That's precisely what
Deputy Assistant Director Keith Lourdeau, FBI Cyber Division, addressed
on 2/24 before the Senate Judiciary Subcommittee on Terrorism, Technology,
and Homeland Security.
The Topic? Virtual
Threat, Real Terror: Cyberterrorism in the 21st Century.
The Witnesses? Besides
Mr. Lourdeau, Deputy Assistant Attorney General John Malcolm; Director
Amit Yoran, Department of Homeland Security's National Cybersecurity Division;
author Dan Verton; and Chief Information Security Officer Howard Schmidt
The Problem? The
fact is, the interconnectedness of the Internet with national infrastructure
systems has created a whole new landscape to commit crimes, and a whole
new set of tools to commit them -- a fact that terrorists and criminals
are just beginning to understand.
That's why the FBI --
with its state, local, federal, international, and private sector partners
-- is working to get out in front of plots and schemes that are still in
their formation stages. Awful things, too -- such as using Internet tools
to launch cyber attacks on infrastructure systems in tandem with physical
attacks... potentially paralyzing a city, a region, even the nation.
The Solution? Of
course intelligence development AND intelligence sharing goes to the heart
of the solution. Mr. Lourdeau talks a lot about that, and about the FBI
cyber programs that enable us to both gather intelligence and share it.

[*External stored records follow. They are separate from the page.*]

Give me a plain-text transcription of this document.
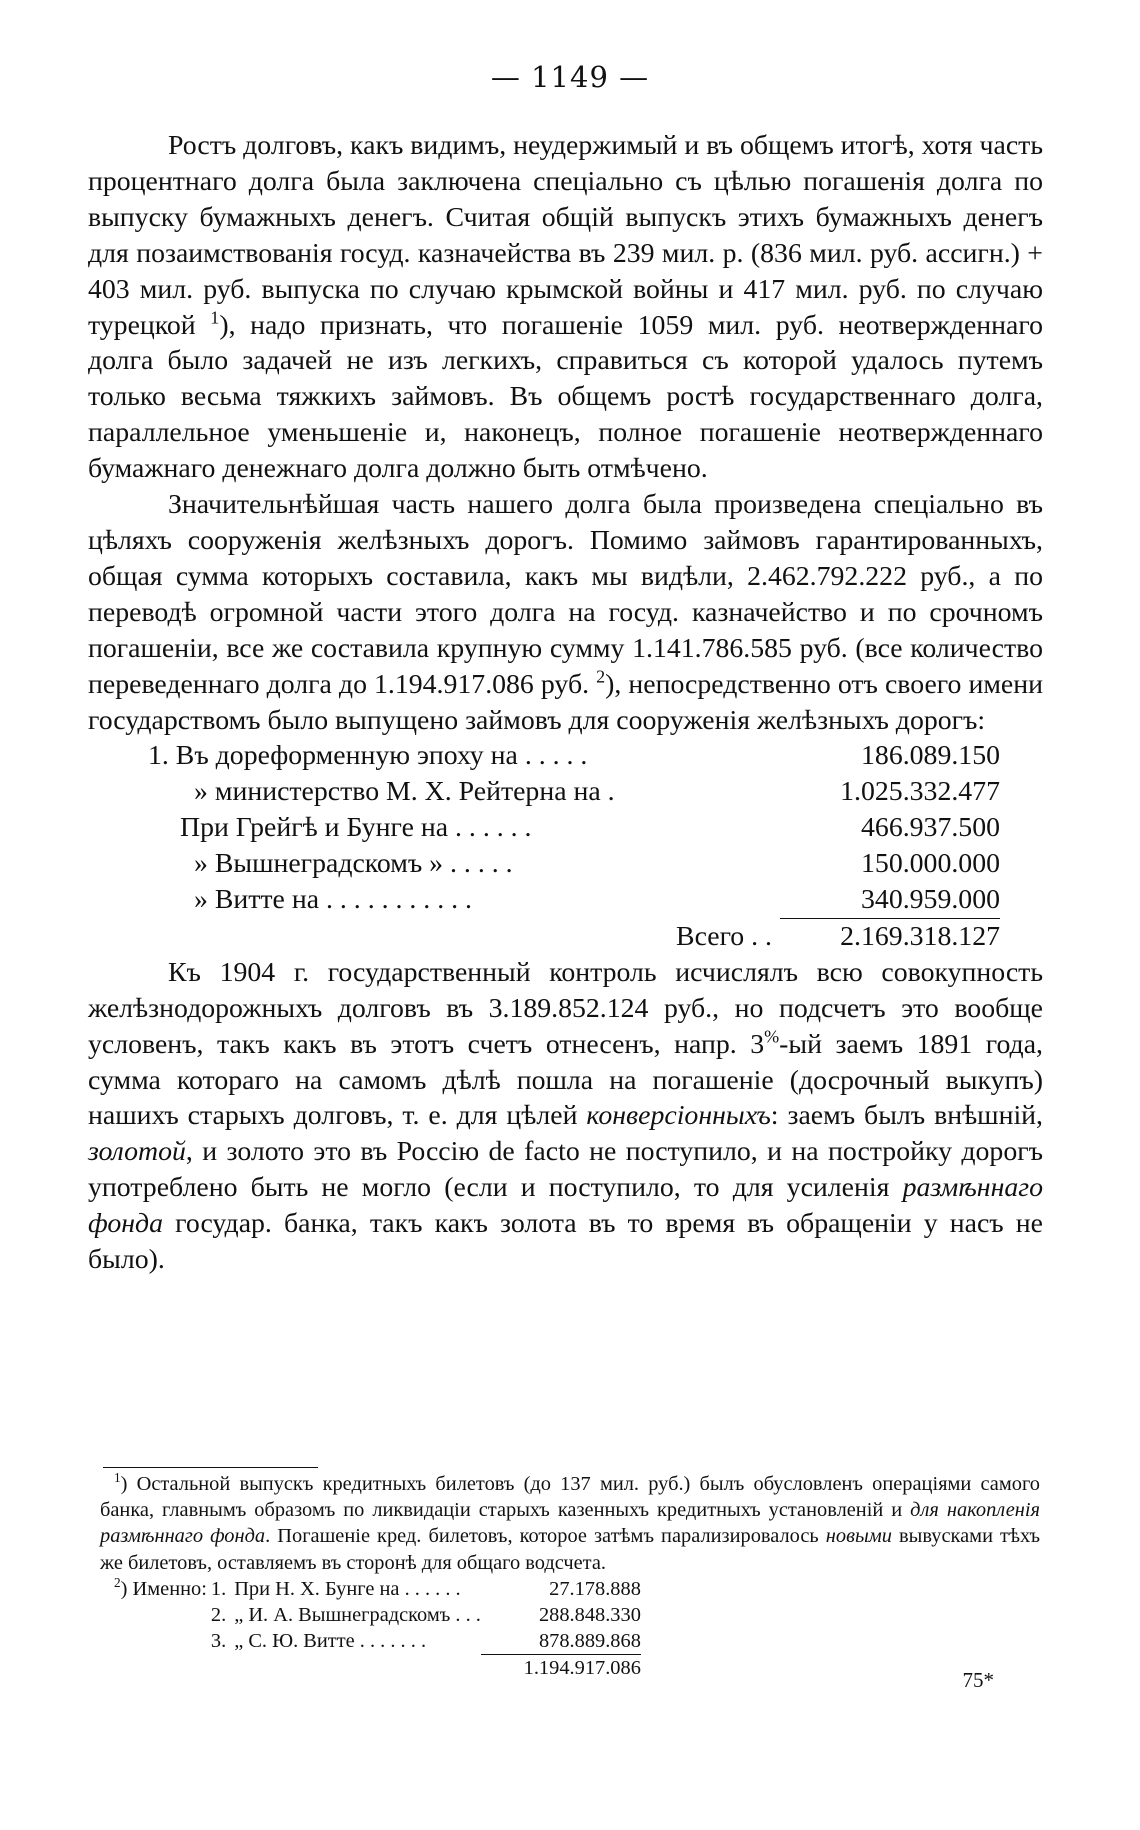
— 1149 —

Ростъ долговъ, какъ видимъ, неудержимый и въ общемъ итогѣ, хотя часть процентнаго долга была заключена спеціально съ цѣлью погашенія долга по выпуску бумажныхъ денегъ. Считая общій выпускъ этихъ бумажныхъ денегъ для позаимствованія госуд. казначейства въ 239 мил. р. (836 мил. руб. ассигн.) + 403 мил. руб. выпуска по случаю крымской войны и 417 мил. руб. по случаю турецкой $^1$), надо признать, что погашеніе 1059 мил. руб. неотвержденнаго долга было задачей не изъ легкихъ, справиться съ которой удалось путемъ только весьма тяжкихъ займовъ. Въ общемъ ростѣ государственнаго долга, параллельное уменьшеніе и, наконецъ, полное погашеніе неотвержденнаго бумажнаго денежнаго долга должно быть отмѣчено.

Значительнѣйшая часть нашего долга была произведена спеціально въ цѣляхъ сооруженія желѣзныхъ дорогъ. Помимо займовъ гарантированныхъ, общая сумма которыхъ составила, какъ мы видѣли, 2.462.792.222 руб., а по переводѣ огромной части этого долга на госуд. казначейство и по срочномъ погашеніи, все же составила крупную сумму 1.141.786.585 руб. (все количество переведеннаго долга до 1.194.917.086 руб. $^2$), непосредственно отъ своего имени государствомъ было выпущено займовъ для сооруженія желѣзныхъ дорогъ:

1. Въ дореформенную эпоху на . . . . .	186.089.150
» министерство М. Х. Рейтерна на .	1.025.332.477
При Грейгѣ и Бунге на . . . . . .	466.937.500
» Вышнеградскомъ » . . . . .	150.000.000
» Витте на . . . . . . . . . . .	340.959.000
Всего . .	2.169.318.127

Къ 1904 г. государственный контроль исчислялъ всю совокупность желѣзнодорожныхъ долговъ въ 3.189.852.124 руб., но подсчетъ это вообще условенъ, такъ какъ въ этотъ счетъ отнесенъ, напр. 3%-ый заемъ 1891 года, сумма котораго на самомъ дѣлѣ пошла на погашеніе (досрочный выкупъ) нашихъ старыхъ долговъ, т. е. для цѣлей конверсіонныхъ: заемъ былъ внѣшній, золотой, и золото это въ Россію de facto не поступило, и на постройку дорогъ употреблено быть не могло (если и поступило, то для усиленія размѣннаго фонда государ. банка, такъ какъ золота въ то время въ обращеніи у насъ не было).

$^1$) Остальной выпускъ кредитныхъ билетовъ (до 137 мил. руб.) былъ обусловленъ операціями самого банка, главнымъ образомъ по ликвидаціи старыхъ казенныхъ кредитныхъ установленій и для накопленія размѣннаго фонда. Погашеніе кред. билетовъ, которое затѣмъ парализировалось новыми вывусками тѣхъ же билетовъ, оставляемъ въ сторонѣ для общаго водсчета.

$^2$) Именно:	1.	При Н. Х. Бунге на . . . . . .	27.178.888
	2.	„ И. А. Вышнеградскомъ . . .	288.848.330
	3.	„ С. Ю. Витте . . . . . . .	878.889.868
			1.194.917.086	75*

pot/nets and undercover operations,
task forces in all field offices,
cyber investigative support,
cyber assistance teams, cyber action teams,
cyber intelligence center,
tactical analytical case support, and, of course,
program of "cyber investigators training" to
bring as many law enforcement officers here and
around the world up to speed on this state-of-the-art
and constantly evolving field as fast as possible.